Надо писать бледнее… незаметнее – это менее некрасиво. Мне неприятна резкость моей внутренней темы, вещность этого сюжета; в нем есть что-то дурное, безвкусно, например, соединять правду с выдумкой, безвкусна некоторая, как и всякая, необыкновенность – как, впрочем, и обыкновенность; безвкусно и оговаривать это, защищаться и притворяться спокойным. Безвкусно выражать свою жизненную – бессмысленную – тему; все написанное вызывает неловкость… все кажется неверным в немногих ощущениях…[108]
Бытовавший на русском Монпарнасе культ недосказанности, антилитературности, систематического отказа от стилистических и риторических изысков в пользу на первый взгляд простого, шероховатого языка иногда принимал вызывающие формы.
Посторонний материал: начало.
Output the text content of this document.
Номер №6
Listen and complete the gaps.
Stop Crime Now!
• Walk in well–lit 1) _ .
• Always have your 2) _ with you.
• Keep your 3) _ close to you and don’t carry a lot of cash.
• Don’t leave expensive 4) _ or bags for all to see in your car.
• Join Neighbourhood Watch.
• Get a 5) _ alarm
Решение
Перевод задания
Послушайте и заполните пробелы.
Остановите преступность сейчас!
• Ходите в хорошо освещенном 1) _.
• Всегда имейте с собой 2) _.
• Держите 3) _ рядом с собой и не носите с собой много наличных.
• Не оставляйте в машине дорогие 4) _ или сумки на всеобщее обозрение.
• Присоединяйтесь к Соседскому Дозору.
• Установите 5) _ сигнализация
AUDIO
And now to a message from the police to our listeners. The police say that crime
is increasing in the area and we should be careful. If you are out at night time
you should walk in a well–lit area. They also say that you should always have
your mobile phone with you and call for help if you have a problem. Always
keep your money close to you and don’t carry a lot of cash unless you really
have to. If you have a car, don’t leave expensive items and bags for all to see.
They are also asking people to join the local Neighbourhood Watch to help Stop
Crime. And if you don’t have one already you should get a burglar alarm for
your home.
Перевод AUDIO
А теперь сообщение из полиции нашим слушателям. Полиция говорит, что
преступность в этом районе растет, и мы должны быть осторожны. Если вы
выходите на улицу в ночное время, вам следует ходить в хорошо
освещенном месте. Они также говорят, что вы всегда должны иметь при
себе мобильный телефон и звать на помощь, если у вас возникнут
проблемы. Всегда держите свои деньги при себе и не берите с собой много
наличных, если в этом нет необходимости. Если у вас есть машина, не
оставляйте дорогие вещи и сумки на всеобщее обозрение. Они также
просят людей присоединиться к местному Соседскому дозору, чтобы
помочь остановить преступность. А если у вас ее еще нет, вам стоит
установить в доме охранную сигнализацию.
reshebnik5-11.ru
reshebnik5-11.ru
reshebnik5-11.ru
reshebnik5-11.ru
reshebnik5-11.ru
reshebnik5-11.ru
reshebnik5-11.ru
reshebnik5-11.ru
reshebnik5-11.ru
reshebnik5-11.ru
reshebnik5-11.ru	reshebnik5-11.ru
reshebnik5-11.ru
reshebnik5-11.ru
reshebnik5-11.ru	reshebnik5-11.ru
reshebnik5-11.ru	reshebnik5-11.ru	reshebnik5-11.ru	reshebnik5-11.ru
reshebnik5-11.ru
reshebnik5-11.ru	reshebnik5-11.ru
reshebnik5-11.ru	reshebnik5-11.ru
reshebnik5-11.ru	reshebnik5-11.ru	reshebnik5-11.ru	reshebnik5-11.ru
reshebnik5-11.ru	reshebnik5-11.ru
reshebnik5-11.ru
Выступая на заседании Союза молодых поэтов, Поплавский потребовал от новой литературы не только простоты, но и грубости, которую считал обязательной в трагические времена (пока есть хоть одно страдающее существо, «никто не имеет права говорить о “хорошеньком”»), а в качестве примера ссылался на циников, которые позволяли себе нарушать «хороший тон» во имя правды[109]. Насколько сам он следовал собственным предписаниям, видно из гневного отклика Балакшина на его романы: «Неужели литература […] – писсуар, который, из всего Парижа, так любовно и благоговейно вспоминается Аполлоном Безобразовым-Поплавским?»[110]
Защищая молодых авторов, которые беззастенчиво обнародовали свои самые интимные позывы, мысли и желания, Николай Оцуп апеллирует к Фрейду и проводит параллель между литературой и психоанализом:
По методу Фрейда целый ряд патологических случаев можно вылечить, очищая подсознательную, «подпольную» сферу нашей духовной жизни. Достаточно оттуда, из подвала, вынести наружу то, что затаено, и рассмотреть ее при дневном свете. Лучшая литература как раз этим всегда и занята. […] Те, кто видят аморальность у авторов, пытающихся все тайное сделать явным, может быть, и не понимают современного человека во всей его сложности. В этом человеке уж наверно не только низшие страсти. Наоборот, их обнаружение, вынесение их на свет помогает ему в себе и в окружающих разобраться. […] Только все видящее, ничего не замалчивающее и что-то, поверх условностей, утверждающее искусство достойно называться моральным[111].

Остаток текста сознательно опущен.